A few tentatively began to straggle toward the troops.

 

The soldiers who had gone the farthest out turned to run back. The aliens coming through seemed to sense their fear. They loped forward in the attack.

 

"Cover them!" screamed Kozlowski. She fired a volley as close to the troops as she dared, catching a couple of the bugs in their thoraxes, stopping them cold.

 

But others took their places.

 

"Okay!" she said after chinning her com. "They're past the original wall. Get that back up."

 

"Trying," said O'Connor. "Something's short-circuited!"

 

"Doit, dammit!"

 

"Argento!" said O'Connor. "Get that other harpoon off. That will do the trick."

 

By this time, Kozlowski had her hands too full to make commands, let alone comments.

 

The bugs were starting to come in.

 

Not the whole horde, thank God, or they'd be as good as dead.

 

She started blasting, just hoping her people had the sense to come in out of the storm.

 

"Shit!" said Daniel Grant. He pounded his hand hard against a bulkhead. "Shit shit shit!"

 

"Steady, Mr. Grant," said Dr. Begalli. "I'm sure they've got alternative plans."

 

O'Connor was leaning forward, stabbing at the controls. "Goddammit, Argento. Fire the thing! Manually!"

 

A voice crackled over the radio. "Can't. Can't find an opening.
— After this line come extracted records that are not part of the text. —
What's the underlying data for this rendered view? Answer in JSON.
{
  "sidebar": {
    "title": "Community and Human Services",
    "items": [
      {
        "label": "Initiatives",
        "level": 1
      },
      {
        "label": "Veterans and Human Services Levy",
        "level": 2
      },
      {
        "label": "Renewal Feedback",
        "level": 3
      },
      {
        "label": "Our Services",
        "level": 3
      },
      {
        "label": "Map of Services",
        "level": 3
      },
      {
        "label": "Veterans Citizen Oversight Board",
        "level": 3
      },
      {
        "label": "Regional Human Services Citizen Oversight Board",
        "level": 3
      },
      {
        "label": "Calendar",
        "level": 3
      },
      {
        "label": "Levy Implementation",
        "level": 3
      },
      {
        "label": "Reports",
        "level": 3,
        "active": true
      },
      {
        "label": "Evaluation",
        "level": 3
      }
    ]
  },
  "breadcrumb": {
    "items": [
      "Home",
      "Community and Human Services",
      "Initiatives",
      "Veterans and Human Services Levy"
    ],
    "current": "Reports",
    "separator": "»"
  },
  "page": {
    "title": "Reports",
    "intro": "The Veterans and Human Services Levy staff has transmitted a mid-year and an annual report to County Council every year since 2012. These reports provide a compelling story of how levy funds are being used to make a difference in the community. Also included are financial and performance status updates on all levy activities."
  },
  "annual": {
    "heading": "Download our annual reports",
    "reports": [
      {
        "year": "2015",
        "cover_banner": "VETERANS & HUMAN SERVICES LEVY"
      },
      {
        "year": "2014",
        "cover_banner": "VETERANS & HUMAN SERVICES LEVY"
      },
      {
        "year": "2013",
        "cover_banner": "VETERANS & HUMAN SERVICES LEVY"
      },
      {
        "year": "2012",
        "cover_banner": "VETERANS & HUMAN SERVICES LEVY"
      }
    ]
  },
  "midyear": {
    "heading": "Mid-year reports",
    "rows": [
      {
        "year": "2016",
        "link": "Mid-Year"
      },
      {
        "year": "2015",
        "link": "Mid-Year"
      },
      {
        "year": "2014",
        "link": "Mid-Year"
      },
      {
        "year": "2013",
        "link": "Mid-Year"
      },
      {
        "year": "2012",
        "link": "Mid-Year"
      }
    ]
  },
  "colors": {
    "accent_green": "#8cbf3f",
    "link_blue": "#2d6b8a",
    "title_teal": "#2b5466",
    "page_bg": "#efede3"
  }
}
The things are swarming back into the crater."

 

"Then make an opening!" said O'Connor. "That's what you've got the starboard guns for. Blow 'em off!"

 

Grant watched disbelievingly.

 

Without a hitch.

 

Falling apart. Right before his eyes. If those troopers came out of this one without a casualty, it would be a miracle.

 

The point man—the one the farthest out—had to turn and blast with his weapons.

 

Grant watched with helpless horror as a bug scuttled up the backs of two of its fellows and leapt high into the air, landing directly on the man's back.